During World War II Inverarity designed camouflage for the Navy and became an official war artist in 1943. When the war ended, he worked briefly as an art director for Boeing in Seattle before moving to Los Angeles where he obtained Master of Fine Arts and Doctoral degrees from Fremont University. From 1947 through 1949, Inverarity served as Assistant Director of Photography at the F. Archer School of Photography in Los Angeles. During the 1940s, he exhibited at the Oakland Art Gallery, the Los Angeles Art Association, and the California Watercolor Society.

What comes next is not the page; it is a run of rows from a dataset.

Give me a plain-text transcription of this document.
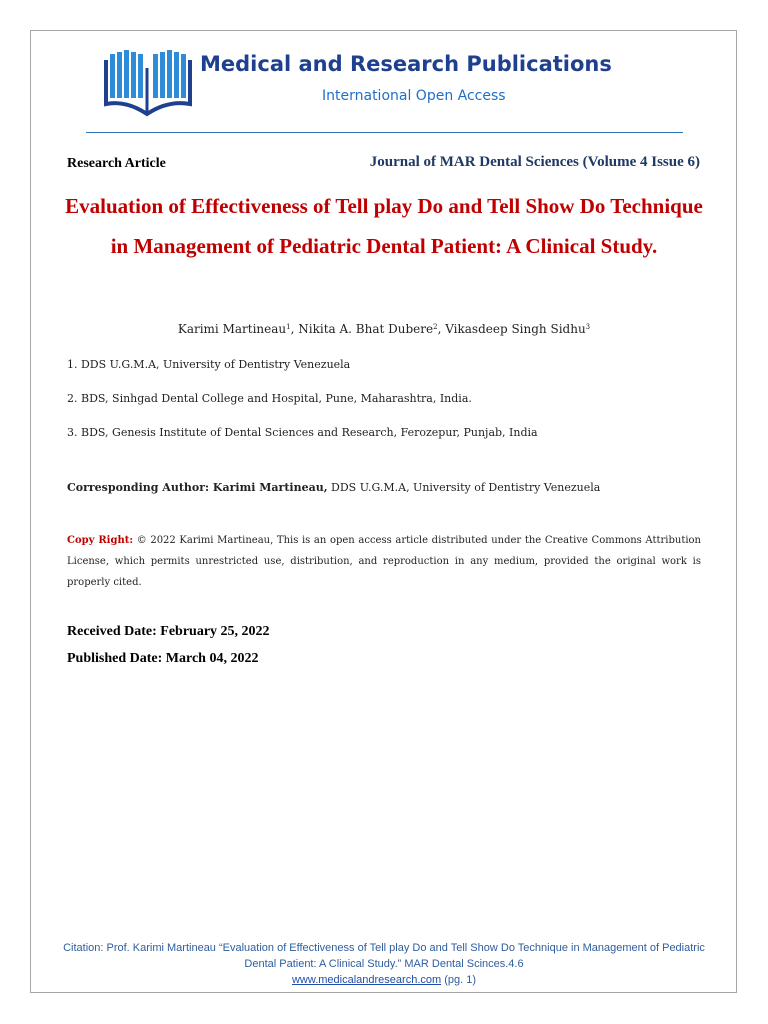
Medical and Research Publications
International Open Access
Research Article	Journal of MAR Dental Sciences (Volume 4 Issue 6)
Evaluation of Effectiveness of Tell play Do and Tell Show Do Technique in Management of Pediatric Dental Patient: A Clinical Study.
Karimi Martineau$^1$, Nikita A. Bhat Dubere$^2$, Vikasdeep Singh Sidhu$^3$
1. DDS U.G.M.A, University of Dentistry Venezuela
2. BDS, Sinhgad Dental College and Hospital, Pune, Maharashtra, India.
3. BDS, Genesis Institute of Dental Sciences and Research, Ferozepur, Punjab, India
Corresponding Author: Karimi Martineau, DDS U.G.M.A, University of Dentistry Venezuela

Copy Right: © 2022 Karimi Martineau, This is an open access article distributed under the Creative Commons Attribution License, which permits unrestricted use, distribution, and reproduction in any medium, provided the original work is properly cited.

Received Date: February 25, 2022
Published Date: March 04, 2022

Citation: Prof. Karimi Martineau “Evaluation of Effectiveness of Tell play Do and Tell Show Do Technique in Management of Pediatric Dental Patient: A Clinical Study.” MAR Dental Scinces.4.6
www.medicalandresearch.com (pg. 1)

From 1949/50 into the 1970s, Inverarity held several senior positions as a museum administrator, including at the International Folk Museum in Santa Fe, the Adirondack Museum in Blue Mountain Lake, New York, and the Philadelphia Maritime Museum. Bruce’s treatise on Northwest coast Native American material culture is considered a classic in its field. In 1976, Inverarity sold his meticulously curated collection of indigenous objects to the British Museum, where it is still housed today and can be viewed on the museum’s website. Inverarity retired from museum work and moved to Southern California where he lived for several decades.